Comentavam os apóstolos, entre si, qual a conduta mais aconselhável diante do Todo- Poderoso, quando o Mestre narrou com brandura:
— Certo rei, senhor de imensos domínios, desejando engrandecer o espírito dos filhos
para conferir-lhes herança condigna, conduziu-os a extenso vale verdoengo e rico de seu enorme
império e confiou a cada um determinada fazenda, que deviam preservar e enriquecer
pelo trabalho incessante. O Pai desejava deles a coroa da compreensão, do amor e da sabedoria,
somente conquistável através da educação e do serviço; e, como devia utilizar material transitório,
deu-lhes tempo marcado para as construções que lhes seriam indispensáveis, mais tarde,
aos serviços de elevação. Assim procedia, porque o vale era sujeito a modificações e chegaria
um momento em que arrasadora tempestade visitaria a região guardando-se em segurança
apenas aqueles que houvessem erguido forte reduto. Assim que o soberano se retirou, os
filhos jovens, seguidos pelas numerosas tribos que os acompanhavam, descansaram, longamente,
deslumbrados com a beleza das planícies banhadas de sol. Quando se levantaram para a
tarefa, entraram em compridas conversações, com respeito às leis de solidariedade, justiça e
defesa, cada qual a exigir especiais deferências dos outros. Quase ninguém cuidava da aplicação
dos regulamentos estabelecidos pelo governo central. Os príncipes e seus afeiçoados, em
maioria, por questões de conforto pessoal, esmeravam-se em procurar recursos sutis com que
pudessem sonegar, sem escândalos visíveis entre si, os princípios a que haviam jurado obediência
e respeito. E tentando enganar o Magnânimo Pai, por meio da bajulação, ao invés de honrá-
lo com o trabalho sadio, internaram-se em complicadas contendas, em torno de problemas
íntimos do soberano.
Gastaram anos a fio, discutindo-lhe a apresentação pessoal. Insistiam alguns que ele revelava
no rosto a brancura do lírio, enquanto outros perseveravam em proclamar-lhe a cor
bronzeada, idêntica à de muitos cativos de Sídon. Muitos afirmavam que ele possuía um corpo
de gigante e não poucos exigiam fosse ele um anjo coroado de estrela.

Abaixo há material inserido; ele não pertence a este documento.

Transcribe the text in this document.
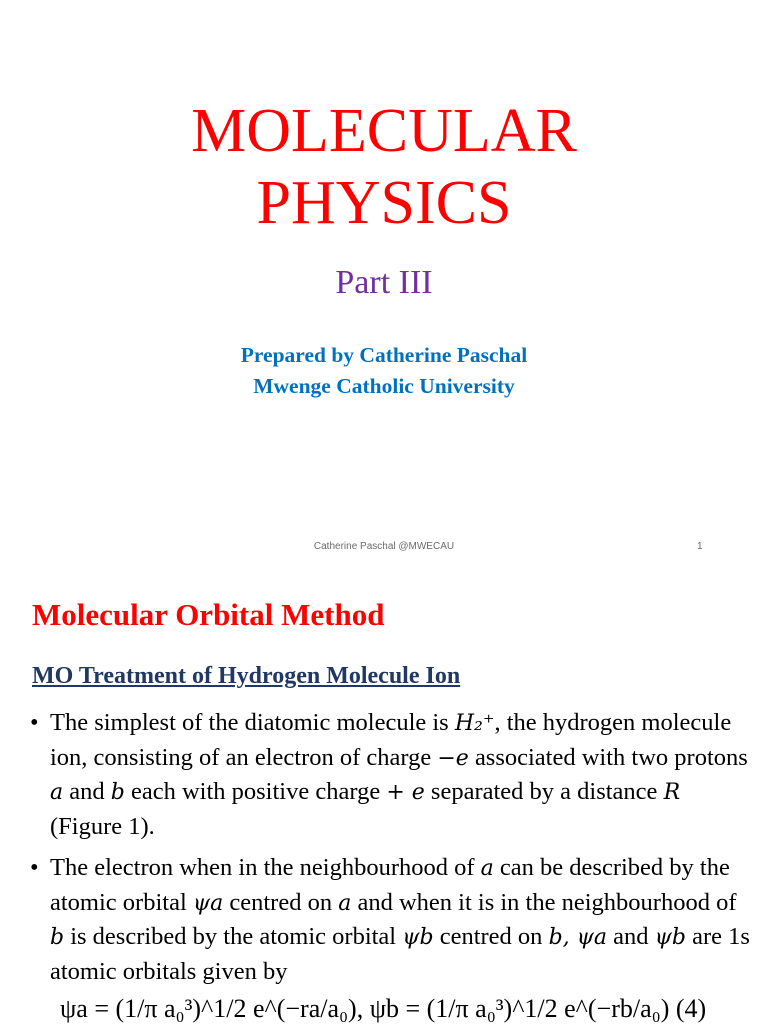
MOLECULAR
PHYSICS
Part III
Prepared by Catherine Paschal
Mwenge Catholic University
Catherine Paschal @MWECAU	1
Molecular Orbital Method
MO Treatment of Hydrogen Molecule Ion
• The simplest of the diatomic molecule is H₂⁺, the hydrogen molecule ion, consisting of an electron of charge −e associated with two protons a and b each with positive charge + e separated by a distance R (Figure 1).
• The electron when in the neighbourhood of a can be described by the atomic orbital ψa centred on a and when it is in the neighbourhood of b is described by the atomic orbital ψb centred on b, ψa and ψb are 1s atomic orbitals given by
ψa = (1/π a₀³)^1/2 e^(−ra/a₀), ψb = (1/π a₀³)^1/2 e^(−rb/a₀) (4)
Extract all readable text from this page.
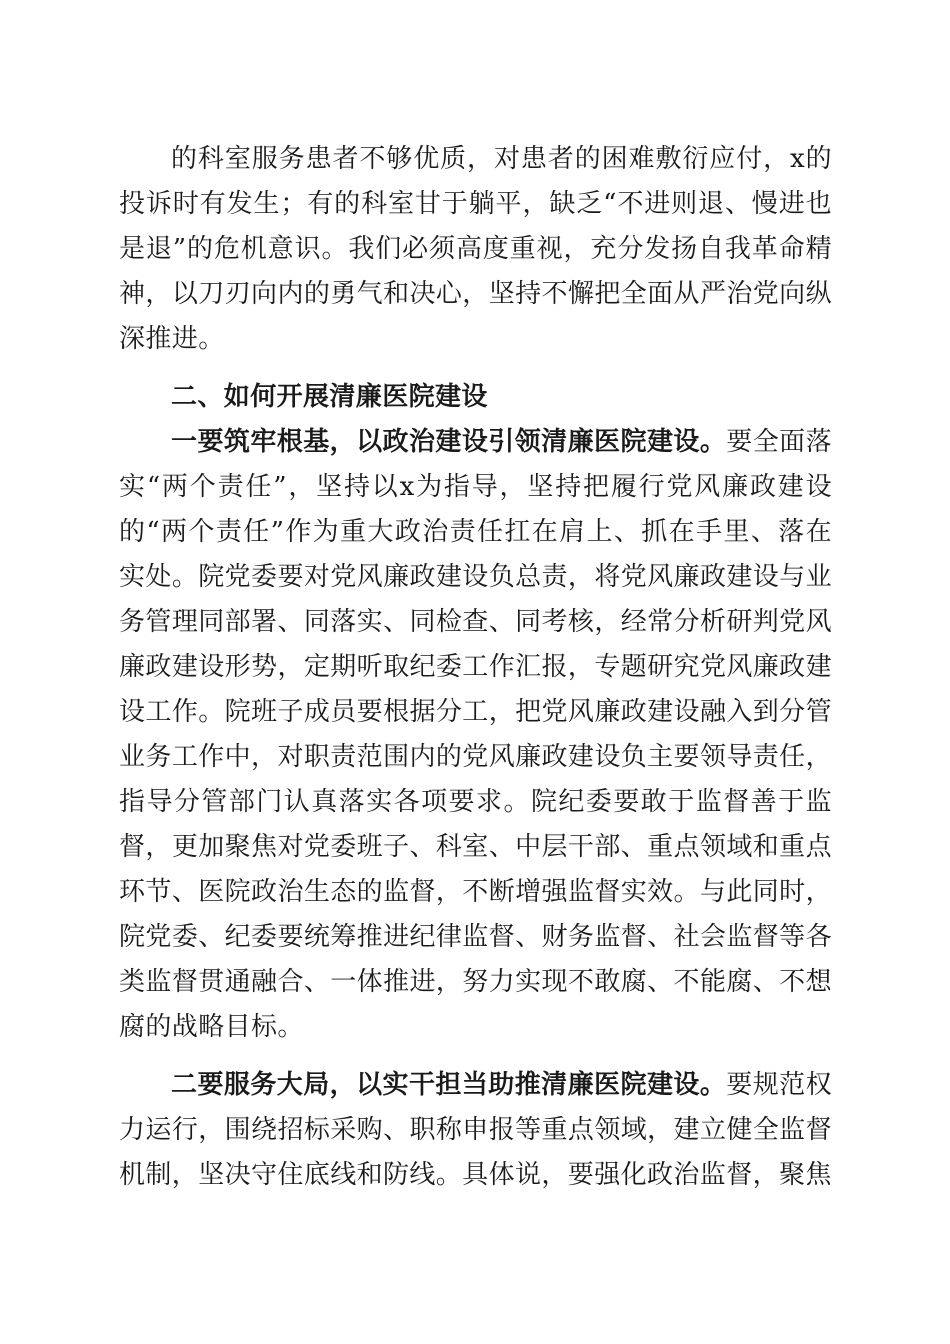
的科室服务患者不够优质，对患者的困难敷衍应付，x的投诉时有发生；有的科室甘于躺平，缺乏“不进则退、慢进也是退”的危机意识。我们必须高度重视，充分发扬自我革命精神，以刀刃向内的勇气和决心，坚持不懈把全面从严治党向纵深推进。

二、如何开展清廉医院建设

一要筑牢根基，以政治建设引领清廉医院建设。要全面落实“两个责任”，坚持以x为指导，坚持把履行党风廉政建设的“两个责任”作为重大政治责任扛在肩上、抓在手里、落在实处。院党委要对党风廉政建设负总责，将党风廉政建设与业务管理同部署、同落实、同检查、同考核，经常分析研判党风廉政建设形势，定期听取纪委工作汇报，专题研究党风廉政建设工作。院班子成员要根据分工，把党风廉政建设融入到分管业务工作中，对职责范围内的党风廉政建设负主要领导责任，指导分管部门认真落实各项要求。院纪委要敢于监督善于监督，更加聚焦对党委班子、科室、中层干部、重点领域和重点环节、医院政治生态的监督，不断增强监督实效。与此同时，院党委、纪委要统筹推进纪律监督、财务监督、社会监督等各类监督贯通融合、一体推进，努力实现不敢腐、不能腐、不想腐的战略目标。

二要服务大局，以实干担当助推清廉医院建设。要规范权力运行，围绕招标采购、职称申报等重点领域，建立健全监督机制，坚决守住底线和防线。具体说，要强化政治监督，聚焦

Ao passo que as rixas verbais se multiplicavam, o tempo ia-se esgotando e os insetos
destruidores, infinitamente reproduzidos, invadiram as terras, aniquilando grande parte dos
recursos preciosos. Detritos desceram de serras próximas e fizeram compacto acervo de monturo
naquelas regiões, enquanto os príncipes levianos, inteiramente distraídos das obrigações
fundamentais que lhes cabiam, se engalfinhavam, a todo instante, a propósito de ninharias.
Houve, porém, um filho bem-avisado que anotou os decretos paternais e cumpriu-os.
Jamais esqueceu os conselhos do rei e, quanto lhe era possível, os estendia aos companheiros
mais próximos. Utilizou grande número de horas que as leis vigentes lhe concediam ao repouso
e construiu sólido abrigo que lhe garantiria a tranqüilidade no futuro, semeando beleza e
alegria em toda a fazenda que o genitor lhe cedera por empréstimo.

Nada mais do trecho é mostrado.